I tilt my head. She’s changed. Her waist is narrower, her cheekbones sunken, and she looks so fucking sad, and I hate it. She used to have this glow about her, but it’s gone.

The urge to bring it back hits me deep.

As soon as she shuts the door, she visibly tenses, and I cross my arms over my chest and smirk.

She knows I’m here. Our bodies are in tune with each other’s, and the only reason I didn’t feel her going into Noah’s room is because I felt so fucking numb, only feeling alive again when I saw her.

Fuck, she’s a vision.

She takes several deep breaths, her shoulders rising and falling. Before she can open the door with the hand I see slowly making its way back to the handle, I call out, “Don’t even think about it, Pixie. Get on the bike; it’s time you and I have a chat.”

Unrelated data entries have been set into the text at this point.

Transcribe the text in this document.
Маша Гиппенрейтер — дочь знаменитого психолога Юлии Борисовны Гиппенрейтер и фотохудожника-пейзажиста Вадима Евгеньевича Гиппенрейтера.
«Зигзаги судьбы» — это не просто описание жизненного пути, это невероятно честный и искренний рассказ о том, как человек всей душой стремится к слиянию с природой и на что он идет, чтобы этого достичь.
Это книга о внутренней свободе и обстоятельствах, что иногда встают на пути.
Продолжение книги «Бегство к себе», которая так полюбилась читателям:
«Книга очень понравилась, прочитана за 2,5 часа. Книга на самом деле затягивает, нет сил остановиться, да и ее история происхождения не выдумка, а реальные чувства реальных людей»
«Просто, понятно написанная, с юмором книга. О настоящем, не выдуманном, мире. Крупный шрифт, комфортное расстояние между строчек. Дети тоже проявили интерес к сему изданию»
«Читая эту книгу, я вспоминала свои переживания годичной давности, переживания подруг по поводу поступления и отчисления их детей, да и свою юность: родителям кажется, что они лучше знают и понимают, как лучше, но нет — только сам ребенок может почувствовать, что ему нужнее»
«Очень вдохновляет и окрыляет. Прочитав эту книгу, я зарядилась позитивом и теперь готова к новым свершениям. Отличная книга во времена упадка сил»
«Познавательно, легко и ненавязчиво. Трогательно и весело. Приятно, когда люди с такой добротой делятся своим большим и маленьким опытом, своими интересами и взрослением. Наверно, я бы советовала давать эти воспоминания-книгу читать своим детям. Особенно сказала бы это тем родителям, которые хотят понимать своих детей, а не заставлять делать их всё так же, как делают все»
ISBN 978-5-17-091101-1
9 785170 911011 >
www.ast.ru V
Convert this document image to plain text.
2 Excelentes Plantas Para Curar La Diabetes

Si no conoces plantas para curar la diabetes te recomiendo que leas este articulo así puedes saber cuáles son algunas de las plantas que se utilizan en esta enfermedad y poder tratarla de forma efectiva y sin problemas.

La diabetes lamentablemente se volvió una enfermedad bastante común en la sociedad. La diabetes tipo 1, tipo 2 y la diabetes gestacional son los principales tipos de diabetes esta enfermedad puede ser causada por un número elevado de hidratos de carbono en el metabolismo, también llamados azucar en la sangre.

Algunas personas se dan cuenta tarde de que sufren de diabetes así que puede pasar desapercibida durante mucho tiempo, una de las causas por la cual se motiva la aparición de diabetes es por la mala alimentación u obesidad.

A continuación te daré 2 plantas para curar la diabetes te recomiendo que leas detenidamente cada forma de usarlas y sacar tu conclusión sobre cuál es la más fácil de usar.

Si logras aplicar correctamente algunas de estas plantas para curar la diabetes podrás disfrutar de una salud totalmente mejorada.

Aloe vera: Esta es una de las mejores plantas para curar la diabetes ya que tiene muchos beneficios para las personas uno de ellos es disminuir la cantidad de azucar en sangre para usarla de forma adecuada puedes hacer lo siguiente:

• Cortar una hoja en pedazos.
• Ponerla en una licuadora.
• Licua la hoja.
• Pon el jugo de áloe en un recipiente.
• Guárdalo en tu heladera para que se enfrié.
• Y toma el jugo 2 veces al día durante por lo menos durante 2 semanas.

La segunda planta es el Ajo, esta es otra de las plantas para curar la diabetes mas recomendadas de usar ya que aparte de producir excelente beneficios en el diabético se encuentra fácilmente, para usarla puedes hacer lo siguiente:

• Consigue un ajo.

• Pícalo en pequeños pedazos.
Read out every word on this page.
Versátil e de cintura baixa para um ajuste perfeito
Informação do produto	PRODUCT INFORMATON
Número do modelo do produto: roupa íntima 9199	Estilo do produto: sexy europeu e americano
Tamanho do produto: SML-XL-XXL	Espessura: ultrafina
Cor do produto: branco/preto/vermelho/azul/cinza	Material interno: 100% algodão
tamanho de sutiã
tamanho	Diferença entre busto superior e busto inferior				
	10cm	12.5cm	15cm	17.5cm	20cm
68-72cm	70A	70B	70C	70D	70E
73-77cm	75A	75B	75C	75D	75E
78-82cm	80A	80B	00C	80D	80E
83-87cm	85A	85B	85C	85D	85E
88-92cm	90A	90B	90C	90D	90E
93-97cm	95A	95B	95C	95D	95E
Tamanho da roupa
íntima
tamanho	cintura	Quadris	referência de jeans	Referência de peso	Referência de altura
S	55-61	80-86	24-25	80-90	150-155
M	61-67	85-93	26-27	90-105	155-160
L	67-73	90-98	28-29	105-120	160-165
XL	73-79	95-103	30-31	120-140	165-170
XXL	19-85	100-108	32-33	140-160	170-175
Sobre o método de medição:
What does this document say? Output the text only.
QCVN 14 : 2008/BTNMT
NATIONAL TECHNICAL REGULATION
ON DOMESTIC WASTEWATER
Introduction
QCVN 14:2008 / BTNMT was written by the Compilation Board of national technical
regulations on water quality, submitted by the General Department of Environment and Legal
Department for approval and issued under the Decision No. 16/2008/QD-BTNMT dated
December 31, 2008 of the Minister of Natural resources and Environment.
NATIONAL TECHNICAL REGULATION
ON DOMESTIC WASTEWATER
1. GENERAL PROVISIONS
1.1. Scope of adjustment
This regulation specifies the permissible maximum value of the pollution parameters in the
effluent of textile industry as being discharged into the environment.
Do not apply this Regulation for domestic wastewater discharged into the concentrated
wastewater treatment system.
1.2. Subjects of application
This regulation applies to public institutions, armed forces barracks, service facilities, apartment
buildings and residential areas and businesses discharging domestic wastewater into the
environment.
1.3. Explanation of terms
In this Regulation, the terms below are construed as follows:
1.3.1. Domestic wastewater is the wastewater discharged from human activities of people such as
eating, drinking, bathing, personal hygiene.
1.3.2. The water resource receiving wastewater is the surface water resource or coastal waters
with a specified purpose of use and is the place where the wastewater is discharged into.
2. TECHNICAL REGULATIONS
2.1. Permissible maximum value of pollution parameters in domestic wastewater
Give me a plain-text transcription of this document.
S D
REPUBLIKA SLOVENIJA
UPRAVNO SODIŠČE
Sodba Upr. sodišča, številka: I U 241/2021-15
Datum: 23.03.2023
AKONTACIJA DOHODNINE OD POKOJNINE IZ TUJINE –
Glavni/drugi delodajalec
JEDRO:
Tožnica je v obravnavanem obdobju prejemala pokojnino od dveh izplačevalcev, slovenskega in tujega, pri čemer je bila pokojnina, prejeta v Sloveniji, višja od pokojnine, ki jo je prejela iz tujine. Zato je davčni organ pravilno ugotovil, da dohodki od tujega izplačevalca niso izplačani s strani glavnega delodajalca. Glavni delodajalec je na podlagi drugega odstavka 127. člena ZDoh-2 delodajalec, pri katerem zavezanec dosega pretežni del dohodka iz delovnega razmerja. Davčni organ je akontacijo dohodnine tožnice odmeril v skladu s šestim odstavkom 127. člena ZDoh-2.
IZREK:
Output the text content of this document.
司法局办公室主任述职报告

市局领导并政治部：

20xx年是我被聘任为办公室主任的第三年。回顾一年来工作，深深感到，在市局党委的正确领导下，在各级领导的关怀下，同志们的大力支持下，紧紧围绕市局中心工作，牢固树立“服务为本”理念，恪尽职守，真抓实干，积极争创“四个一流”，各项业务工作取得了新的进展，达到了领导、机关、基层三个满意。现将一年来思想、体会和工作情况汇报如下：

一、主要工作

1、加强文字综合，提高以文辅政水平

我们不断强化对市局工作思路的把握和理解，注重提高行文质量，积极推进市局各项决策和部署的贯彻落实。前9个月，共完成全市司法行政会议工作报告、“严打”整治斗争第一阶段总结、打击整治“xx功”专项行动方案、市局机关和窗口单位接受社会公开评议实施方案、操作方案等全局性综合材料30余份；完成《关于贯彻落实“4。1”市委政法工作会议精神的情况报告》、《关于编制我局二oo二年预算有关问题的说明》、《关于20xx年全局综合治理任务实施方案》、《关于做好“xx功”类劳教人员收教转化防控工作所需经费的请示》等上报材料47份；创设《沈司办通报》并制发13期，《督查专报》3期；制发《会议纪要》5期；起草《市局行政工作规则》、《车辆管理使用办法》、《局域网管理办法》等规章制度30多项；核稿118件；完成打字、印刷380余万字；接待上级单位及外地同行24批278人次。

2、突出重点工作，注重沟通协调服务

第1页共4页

She doesn’t move, her body visibly shaking. I know it is not out of fear but anger and hurt that I put her through. I plead, “Please, Pixie, half an hour, that’s all I ask….”

I wait a few minutes, silently promising to throw her over my shoulder if she doesn’t come, when she slowly turns, and our eyes connect. My body lights up, and the feeling of fire hits me.

My Pixie.

She takes a deep breath and walks toward me. My breathing is easier the closer she gets, all the anger slowly easing, and the hollow feeling dissipating around me.